I point out that "the way it used to be" trained the public to see the police this way, and your response is "But it's not that way anymore". Do you understand how training works?

If you want this perception to change, it's going to take at least as many decades of the police being exactly what they should have been this whole time. That's the fact. The public perception makes sense, whether you want to admit it or not; arguing against decades of practical training is a losing proposition.

I'm not interested in your justifications, because that's not what I'm doing here, so I'm going to block you now. Do think about this further, I believe you'll be able to understand what I'm saying eventually.

[–] PhilipTheBucket@ponder.cat 1 points 9 hours ago

There's actually a friend-of-a-friend of mine who is a LEO, and he explicitly told my friend that he racially profiles, for exactly this reason. Everything you were saying was his justification.

Have a good day, I hope your blocking goes well.

[–] LilB0kChoy@lemm.ee 2 points 9 hours ago (1 children)

That's why I tend to argue about this on Lemmy.

Thank you for doing this! I saw this same story elsewhere and a lot of similar ACAB/good for the father comments elsewhere even though the article seems to hint the deputy killed was not involved in the shooting.

My first thought was the father was out driving, saw the deputy and was so overcome that he targeted the deputy in the spur of the moment, not that this was some planned retribution thing.

Just know I appreciate you.

[–] PhilipTheBucket@ponder.cat 1 points 9 hours ago

Yeah. The Lemmy hivemind is a hell of a drug.

[–] piccolo@sh.itjust.works 19 points 22 hours ago (1 children)

Perhaps if police would more often be held accountable in a fair justice system, people wouldnt be so easily swayed to say they 'had it coming'.

[–] xor@lemmy.dbzer0.com 10 points 21 hours ago (1 children)

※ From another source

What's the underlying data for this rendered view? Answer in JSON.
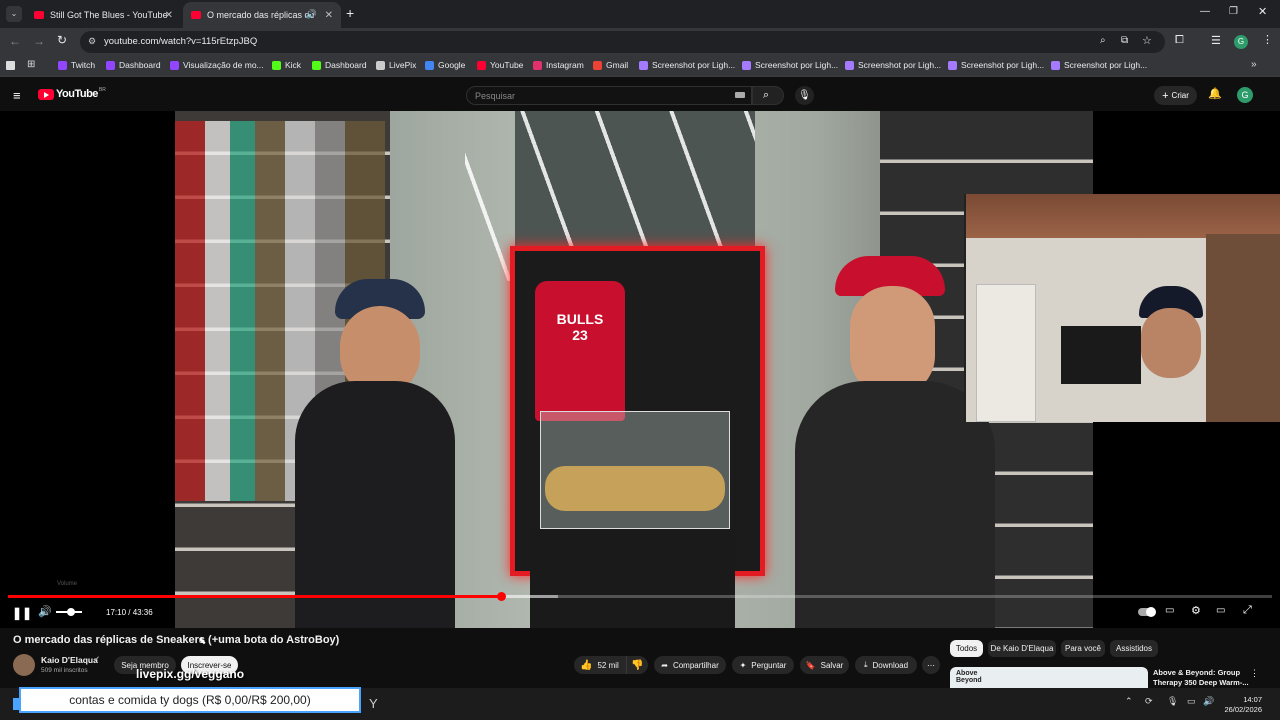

In police body-camera footage obtained by NBC News, an officer is seen exiting his vehicle and aiming a firearm at the teenager as he runs away. The officer fired at least four shots, the police chief said, and Hinton fell to the ground. 
The footage does not clearly show whether the 18-year-old brandished his gun toward police.

they executed that kid and then planted a gun on his corpse… is this your first time?

[–] xor@lemmy.dbzer0.com 3 points 20 hours ago

you put “allegedly” in the next paragraph… odd choice, boot licker.